U.S. Soccer’s final brief in a request for summary judgement, in the United States women’s national team’s equal pay lawsuit against the federation, presents a marked change of tone from last week’s charged filings which ultimately led to the resignation of Carlos Cordeiro as president.
Cindy Parlow Cone, who assumed the president role from her VP position upon Cordeiro’s resignation on Thursday, said in a statement that “last week’s legal filing was an error.” That referenced legal filing by U.S. Soccer, submitted on March 9, argued that the women’s national team did not perform equal work to the men’s national team because male athletes possess more speed, strength and skill. The charged sexist tone of the filings brought significant backlash from sponsors, stakeholder and — on Wednesday — U.S. players, who protested the federation by turning their training tops inside out ahead of a match against Japan. One day later, Cordeiro announced his resignation.
Monday’s latest legal filings from U.S. Soccer exclude both the legal argument and the offensive language from last week. “That language neither represents my position nor the view of the federation,” reads the statement issued by Parlow Cone, a former Olympic and World Cup champion with the U.S. national team. The new U.S. Soccer president offers a more collaborative tone in her first statement regarding the equal pay lawsuit:
“The WNT is the most successful soccer team in the world. As it relates to the lawsuit filed by the women, I offer the perspective of a former player. I know how important it is for both the Federation and the players to move beyond this and keep working together on what unites us. We only have one Federation and one senior Women’s National Team. We have to work together and move forward in a positive manner toward what I know are mutual goals, growing the game and winning.”

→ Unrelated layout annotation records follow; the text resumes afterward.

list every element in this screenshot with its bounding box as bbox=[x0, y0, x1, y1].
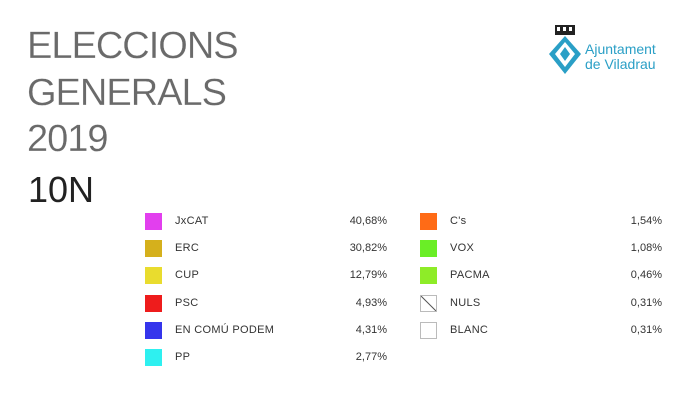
color-swatch bbox=[420, 240, 437, 258]
logo-text: de Viladrau bbox=[585, 56, 656, 72]
color-swatch bbox=[145, 213, 162, 230]
logo-emblem bbox=[549, 25, 581, 74]
party-name: BLANC bbox=[450, 323, 489, 336]
party-percentage: 0,31% bbox=[630, 296, 662, 309]
title-line: GENERALS bbox=[27, 72, 227, 114]
subtitle: 10N bbox=[28, 169, 95, 210]
logo-text: Ajuntament bbox=[585, 41, 656, 57]
party-name: EN COMÚ PODEM bbox=[175, 323, 275, 336]
party-name: PACMA bbox=[450, 269, 490, 282]
party-percentage: 1,08% bbox=[630, 242, 662, 255]
color-swatch bbox=[145, 267, 162, 285]
party-name: C's bbox=[450, 215, 467, 227]
color-swatch bbox=[145, 349, 162, 366]
party-percentage: 30,82% bbox=[349, 242, 387, 255]
color-swatch bbox=[420, 267, 437, 285]
party-percentage: 2,77% bbox=[355, 351, 387, 363]
title-line: 2019 bbox=[27, 118, 109, 160]
party-percentage: 40,68% bbox=[349, 215, 387, 227]
party-name: VOX bbox=[450, 242, 475, 255]
party-percentage: 12,79% bbox=[349, 269, 387, 282]
party-name: NULS bbox=[450, 296, 481, 309]
party-percentage: 4,93% bbox=[355, 296, 387, 309]
party-name: CUP bbox=[175, 269, 200, 282]
party-percentage: 0,46% bbox=[630, 269, 662, 282]
party-name: ERC bbox=[175, 242, 200, 255]
color-swatch bbox=[145, 294, 162, 312]
color-swatch bbox=[145, 240, 162, 258]
party-name: JxCAT bbox=[175, 215, 209, 227]
title-line: ELECCIONS bbox=[27, 25, 239, 67]
party-percentage: 0,31% bbox=[630, 323, 662, 336]
party-name: PSC bbox=[175, 296, 199, 309]
color-swatch bbox=[420, 321, 437, 339]
party-percentage: 1,54% bbox=[630, 215, 662, 227]
color-swatch bbox=[420, 213, 437, 230]
color-swatch bbox=[420, 294, 437, 312]
color-swatch bbox=[145, 321, 162, 339]
party-percentage: 4,31% bbox=[355, 323, 387, 336]
party-name: PP bbox=[175, 351, 191, 363]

Latham & Watkins, who had previously worked with U.S. Soccer, will now be the federation’s lead counsel moving forward.
Still, the removal of the offensive language from the latest filings doesn’t retract them the case, as the players’ counsel points out. Cordeiro’s apology and resignation “do not erase the impact of USSF’s admitted motivations, which demonstrate, as a matter of law, that Plaintiffs’ sex was at least ‘a basis’ under the EPS and a ‘motivating factor’ under Title VII for USSF’s pay discrimination,” the players’ latest filing reads. It continues: “That is all that is needed for Plaintiffs to prevail.”
Monday’s legal filings offered much of the same arguments which have been pushed throughout the year-long legal battle. U.S. Soccer contends that the pay structures for the men’s and women’s national teams are different based on different collective bargaining agreements that each of the teams negotiated. The women’s team oped for guaranteed salaries over the men’s team’s high-risk, high-reward model.

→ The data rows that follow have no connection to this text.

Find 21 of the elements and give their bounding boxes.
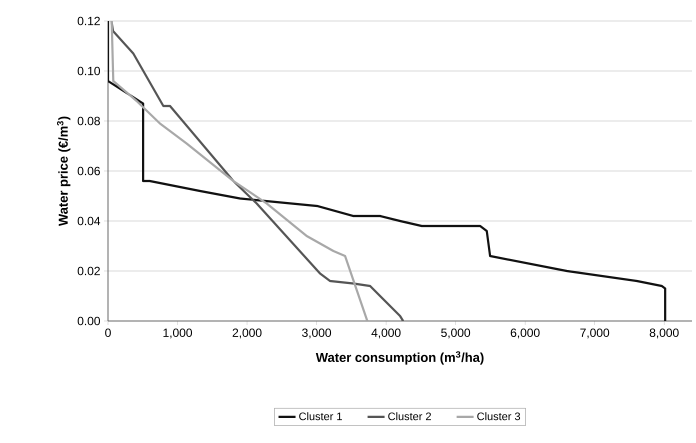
y-tick-label: 0.06 (78, 166, 100, 176)
x-tick-label: 3,000 (302, 328, 332, 338)
y-tick-label: 0.12 (78, 16, 100, 26)
x-tick-label: 0 (105, 328, 111, 337)
x-tick-label: 6,000 (510, 328, 540, 338)
x-tick-label: 7,000 (580, 328, 610, 338)
legend-label: Cluster 1 (299, 412, 342, 420)
x-tick-label: 8,000 (650, 328, 679, 338)
x-tick-label: 4,000 (371, 328, 401, 338)
y-tick-label: 0.02 (78, 266, 100, 276)
x-tick-label: 5,000 (441, 328, 470, 338)
x-axis-title: Water consumption (m$^{3}$/ha) (316, 351, 484, 365)
y-tick-label: 0.00 (78, 316, 100, 326)
y-axis-title: Water price (€/m$^{3}$) (57, 116, 70, 226)
legend-label: Cluster 2 (388, 412, 431, 420)
legend-label: Cluster 3 (477, 412, 520, 420)
y-tick-label: 0.04 (78, 216, 100, 226)
y-tick-label: 0.10 (78, 66, 100, 76)
x-tick-label: 1,000 (163, 328, 192, 338)
x-tick-label: 2,000 (232, 328, 262, 338)
y-tick-label: 0.08 (78, 116, 100, 126)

U.S. Soccer says that the women’s team has “been paid more total compensation in the aggregate in the past five years, as well as more on average per game than the men’s national team.” The federation references a payments figure that’s north of $37 million for the past five years for the women and $21 million for the men.
Cindy Parlow Cone's full statement, which notes an "obligation to move quickly to repair the damage that has been done" and references her time as a USWNT player for her having an understanding of the players and federation needing to unite. pic.twitter.com/j2Wgqowxvs
— Jeff Kassouf (@JeffKassouf) March 17, 2020
Players’ counsel has long argued that the federation has skewed numbers, including by adding National Women’s Soccer League salaries into the total number for compensation of women’s players when the NWSL requires separate work.
U.S. Soccer argues in Monday’s filing that even when removing payments for the 2015 World Cup victory tour and payments to the U.S. women through the NWSL, U.S. soccer paid more to the women. The federation also argues that more was paid on a “per game basis” — $220,747 per game to the women and $212,639 per game to the men.
In Monday’s filings, the federation argues that differences in men’s and women’s bonuses reflect choices mad in collective bargaining and historical differences in revenue generated by the men’s and women’s teams (which has shifted more in recent years as the women’s team’s celebrity has grown as back-to-back World Cup champions and the men’s team’s status has dwindled after missing the 2018 World Cup).
U.S. Soccer makes these arguments to spell out the idea that there are multiple reasons why compensation looks different for the men’s and women’s teams, and that under the Equal Pay Act, there cannot be a violation when any differences in compensation reflect “a differential based on any other factor than sex.”
Players’ counsel pushes back by further drilling down on last week’s charged language, calling it “the worst stereotyped justifications for gender discrimination.”